Aryel Maharaj, the outreach, and education coordinator at the National Eating Disorder Information Centre, has also seen an increase in people accessing their services for eating disorders or symptoms their waiting to get diagnosed.

“In Ontario, for instance, we’ve seen a large increase in both emergency room visits and hospitalizations – a 66 per cent increase in ER visits compared to pre-COVID, and a 37 per cent increase in risk of hospitalization. All of that data is really specific to youth – that’s information from hospitals like SickKids. While I think the youth picture is really worrying and where we’re seeing the largest change in risk is the structure changing, the way schools are kind of being yo-yoed in front of kids. The way in which their eating and puberty development are already going haywire during this period, all this pandemic’s done I think is exacerbated that,” said Maharaj.

“From the helpline side we get to talk to clients as young as 7 and as old as 77 or 80, we’ve seen a 59 per cent increase in people calling and chatting with us and what’s really worrying on my end from a data perspective is that 2021 has actually been busier than 2020.”

Both agencies noted the increase in eating disorders is in all age groups but notably children have had many changes to their eating schedules.

“When you compare pre-pandemic to where we are in the pandemic, we have a 43 per cent increase in the amount of people calling and chatting in with us,” said Maharaj.

He noted the highest percentage of callers is the 11- to 19-year-old age group.

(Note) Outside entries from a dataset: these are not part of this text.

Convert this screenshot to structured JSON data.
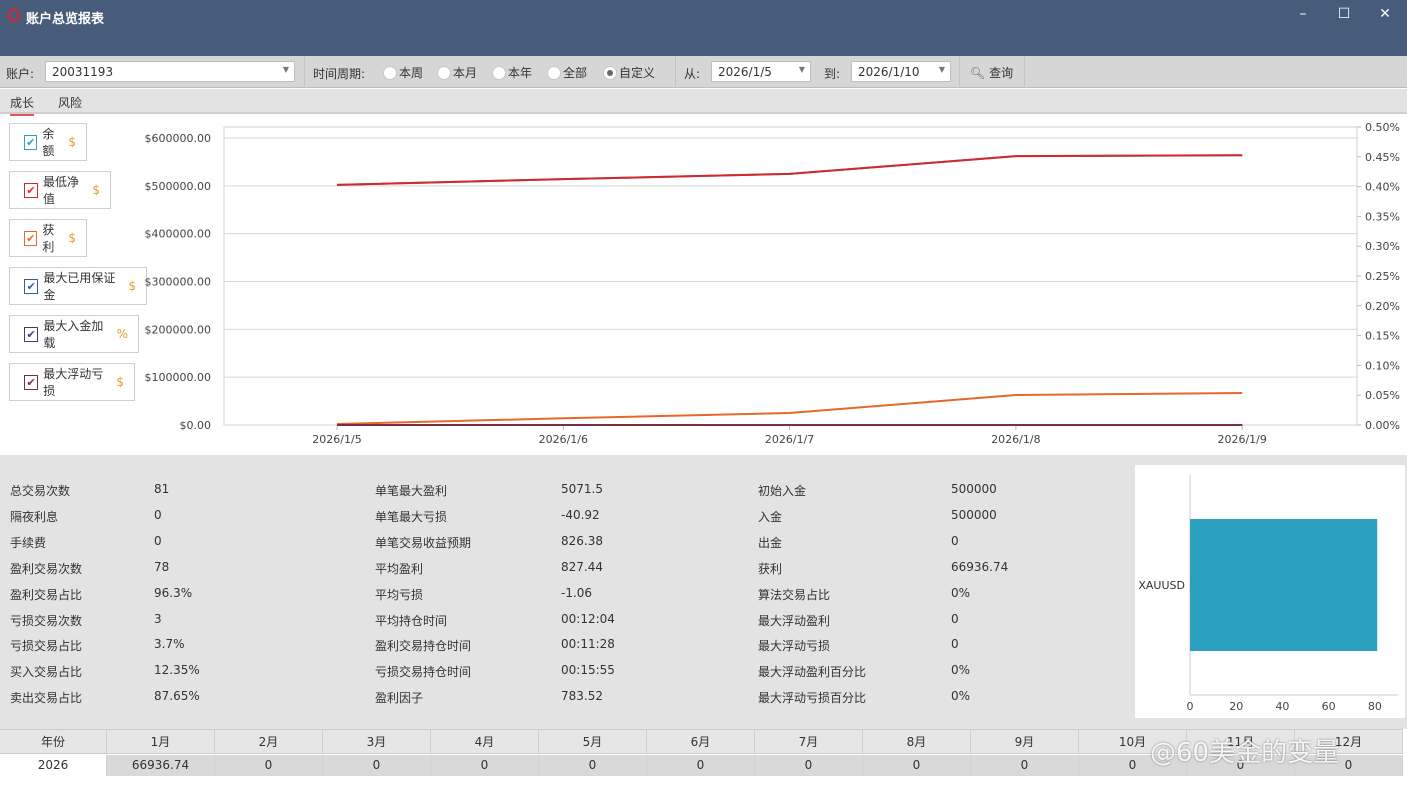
{
  "window": {
    "title": "账户总览报表",
    "minimize": "–",
    "maximize": "☐",
    "close": "✕"
  },
  "toolbar": {
    "account_label": "账户:",
    "account_value": "20031193",
    "period_label": "时间周期:",
    "periods": [
      {
        "label": "本周",
        "selected": false
      },
      {
        "label": "本月",
        "selected": false
      },
      {
        "label": "本年",
        "selected": false
      },
      {
        "label": "全部",
        "selected": false
      },
      {
        "label": "自定义",
        "selected": true
      }
    ],
    "from_label": "从:",
    "from_value": "2026/1/5",
    "to_label": "到:",
    "to_value": "2026/1/10",
    "query_label": "查询"
  },
  "tabs": [
    {
      "label": "成长",
      "active": true
    },
    {
      "label": "风险",
      "active": false
    }
  ],
  "legend": [
    {
      "label": "余额",
      "unit": "$",
      "color": "#2ea0c0",
      "checked": true
    },
    {
      "label": "最低净值",
      "unit": "$",
      "color": "#d8262b",
      "checked": true
    },
    {
      "label": "获利",
      "unit": "$",
      "color": "#e8672a",
      "checked": true
    },
    {
      "label": "最大已用保证金",
      "unit": "$",
      "color": "#3a5a9a",
      "checked": true
    },
    {
      "label": "最大入金加载",
      "unit": "%",
      "color": "#3d3f6e",
      "checked": true
    },
    {
      "label": "最大浮动亏损",
      "unit": "$",
      "color": "#7a3040",
      "checked": true
    }
  ],
  "chart_data": [
    {
      "type": "line",
      "x": [
        "2026/1/5",
        "2026/1/6",
        "2026/1/7",
        "2026/1/8",
        "2026/1/9"
      ],
      "ylim": [
        0,
        600000
      ],
      "y_ticks": [
        "$0.00",
        "$100000.00",
        "$200000.00",
        "$300000.00",
        "$400000.00",
        "$500000.00",
        "$600000.00"
      ],
      "y2lim": [
        0,
        0.5
      ],
      "y2_ticks": [
        "0.00%",
        "0.05%",
        "0.10%",
        "0.15%",
        "0.20%",
        "0.25%",
        "0.30%",
        "0.35%",
        "0.40%",
        "0.45%",
        "0.50%"
      ],
      "series": [
        {
          "name": "余额",
          "color": "#2ea0c0",
          "values": [
            502000,
            514000,
            525000,
            562000,
            564000
          ]
        },
        {
          "name": "最低净值",
          "color": "#d8262b",
          "values": [
            502000,
            514000,
            525000,
            562000,
            564000
          ]
        },
        {
          "name": "获利",
          "color": "#e8672a",
          "values": [
            2000,
            14000,
            25000,
            62700,
            66936.74
          ]
        },
        {
          "name": "最大已用保证金",
          "color": "#3a5a9a",
          "values": [
            0,
            0,
            0,
            0,
            0
          ]
        },
        {
          "name": "最大浮动亏损",
          "color": "#7a3040",
          "values": [
            0,
            0,
            0,
            0,
            0
          ]
        }
      ]
    },
    {
      "type": "bar",
      "orientation": "horizontal",
      "categories": [
        "XAUUSD"
      ],
      "values": [
        81
      ],
      "color": "#2ca1bf",
      "xlim": [
        0,
        90
      ],
      "x_ticks": [
        "0",
        "20",
        "40",
        "60",
        "80"
      ]
    }
  ],
  "stats": [
    [
      [
        "总交易次数",
        "81"
      ],
      [
        "隔夜利息",
        "0"
      ],
      [
        "手续费",
        "0"
      ],
      [
        "盈利交易次数",
        "78"
      ],
      [
        "盈利交易占比",
        "96.3%"
      ],
      [
        "亏损交易次数",
        "3"
      ],
      [
        "亏损交易占比",
        "3.7%"
      ],
      [
        "买入交易占比",
        "12.35%"
      ],
      [
        "卖出交易占比",
        "87.65%"
      ]
    ],
    [
      [
        "单笔最大盈利",
        "5071.5"
      ],
      [
        "单笔最大亏损",
        "-40.92"
      ],
      [
        "单笔交易收益预期",
        "826.38"
      ],
      [
        "平均盈利",
        "827.44"
      ],
      [
        "平均亏损",
        "-1.06"
      ],
      [
        "平均持仓时间",
        "00:12:04"
      ],
      [
        "盈利交易持仓时间",
        "00:11:28"
      ],
      [
        "亏损交易持仓时间",
        "00:15:55"
      ],
      [
        "盈利因子",
        "783.52"
      ]
    ],
    [
      [
        "初始入金",
        "500000"
      ],
      [
        "入金",
        "500000"
      ],
      [
        "出金",
        "0"
      ],
      [
        "获利",
        "66936.74"
      ],
      [
        "算法交易占比",
        "0%"
      ],
      [
        "最大浮动盈利",
        "0"
      ],
      [
        "最大浮动亏损",
        "0"
      ],
      [
        "最大浮动盈利百分比",
        "0%"
      ],
      [
        "最大浮动亏损百分比",
        "0%"
      ]
    ]
  ],
  "months": {
    "year_header": "年份",
    "headers": [
      "1月",
      "2月",
      "3月",
      "4月",
      "5月",
      "6月",
      "7月",
      "8月",
      "9月",
      "10月",
      "11月",
      "12月"
    ],
    "year": "2026",
    "values": [
      "66936.74",
      "0",
      "0",
      "0",
      "0",
      "0",
      "0",
      "0",
      "0",
      "0",
      "0",
      "0"
    ]
  },
  "watermark": "@60美金的变量"
}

“I think in most cases, especially for children, the structure of school, of having breakfast, have recess with snack, having lunch, having an afternoon snack and after school eating that really helps in the initial formation of their own body cues.”

Maharaj noted the pandemic has shifted many people’s eating patterns and is cautioning about emerging eating disorders coming out of the pandemic.

“All the mental health conditions we might be left with after all of the COVID related things are through are really things were trying to be mindful of and plan for. Eating disorders, the way we deal with them was already woefully inadequate before the pandemic; waiting lists and not a lot of specialists who are able to provide care, not a lot of accessible support options and in some ways the pandemics helped in the way in which virtual care has become more and more around for people. A rural community can access a group in Toronto or a group in Ottawa.”

Maharaj and Martell both noticed there is no one type of eating disorder on the rise, it’s all of them and some people are going left undiagnosed. Maharaj noted it’s more of a scale between how bad someone is doing from their eating disorder symptoms and how easily are they able to live normally with it.

“The pandemic has changed our perspective of how a disorder manifests and that’s been important,” said Maharaj.

The reduction of movement and restrictions in activity has most likely caused some people’s eating disorders to change, added Martell.

WCC and NEDIC are hosting an online workshop titled “Understanding and Preventing Eating Disorders” on February 16. And a virtual youth workshop entitled “Navigating Society’s Pressures Around Eating, Exercise, and Health” on February 28. More information on local resources can be found on WCC’s website.